With fundamentally different techniques than those taught in Western schools, Kao said he became an expert of the inkstick, Chinese ink and the other essential tools of the medium. After graduating from the normal school he pursued a master’s degree in art history at National Taiwan University of Arts.
The university is the oldest arts college in Taiwan and is home to many distinguished Taiwanese and Chinese alumni, including “Crouching Tiger, Hidden Dragon” Director Ang Lee.
After graduating he taught at the university for several years. A visiting professor from Kansas University encouraged him to apply for a Ph.D. program in the United States.
“I always wanted to go to America,” he said. “He drew up an application and then I went to Lawrence.”
The export of Kao’s Asian traditional talents synergized with the Western influences in the United States produced the style that is uniquely his.
“It is very zen in its nature — to have wisdom,” said engineering lecturer Jack McKellar. “It’s rare to execute such forms in ink: large brushes executing strokes.”
McKellar, a Zen Buddhist and fan of Kao’s works, described how the works on display represent solid art.
“There’s a lot of movement in art,” he said. “It moves from inside you, outward.”
But just like zen art, McKellar said, it’s not about the execution of basic movement.
“(The art) is a slice of life,” he said. “It’s clearer.”
After Kao finished his Ph.D. he taught at Kansas, then Hong Kong. He then officially immigrated to the United States, and spent his time as a visiting professor around what he describes as “half” of the world,” traveling from art universities in Tokyo to the art program at Princeton University in New Jersey.
After the lectures and residencies abroad, his life became rooted. He married and had three children.
Kao took a professorship at SJSU and has taught art history, usually with a focus in Asian art, since 1988. He, though, only has one lingering unfilled desire.
“I never taught my brush styles anywhere,” Kao said. “From what I know there is no accredited course anywhere on the style in which I paint.”
Kao said if the university ever asked him to teach a course on his blended style, he likely would, and that he encourages his interested students to let the SJSU art department know of their interests.
“I recently did a demo in one of my Asian art history courses,” he said. “The students were amazed. They wanted more.”
Kao’s current plan, though, is not to teach any time soon. He’s about to travel.
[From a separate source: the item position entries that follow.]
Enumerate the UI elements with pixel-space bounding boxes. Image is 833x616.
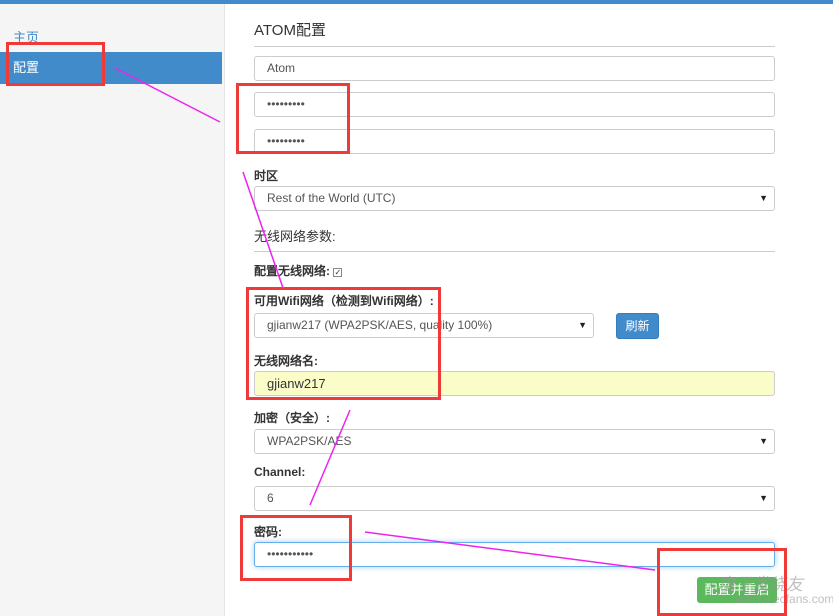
annotation-arrow: [309, 409, 351, 506]
annotation-arrow: [114, 67, 221, 123]
annotation-arrow: [242, 171, 284, 289]
annotation-arrows: [114, 67, 656, 571]
annotation-arrow: [364, 531, 656, 571]
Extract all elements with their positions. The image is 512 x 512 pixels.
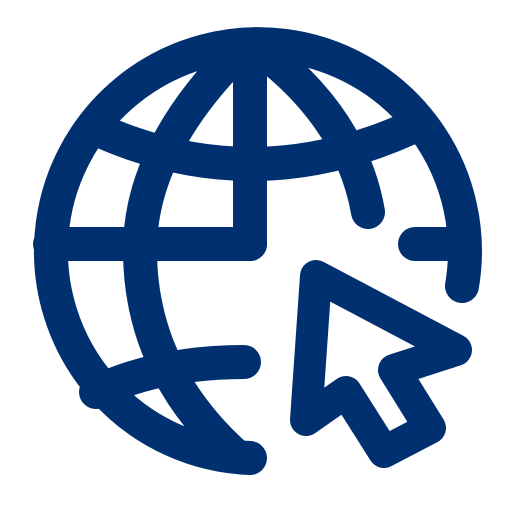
- web-globe-cursor-icon: [0, 0, 512, 512]
- cursor-arrow-icon: [290, 260, 472, 468]
- globe-with-cursor-icon: [33, 27, 482, 475]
“I recently went to New Zealand and northern Europe,” he said. “I found amazing inspiration for my art. I look forward to wherever I go next. I want to take a cruise and paint pictures of my destinations.”
Still, Kao said what the future holds for him is yet to come — just as his style has been a fusion of East and West, old and new, his vibrancy will persist.
“I love blending the colors,” Kao said. “It puts a smile on my face.”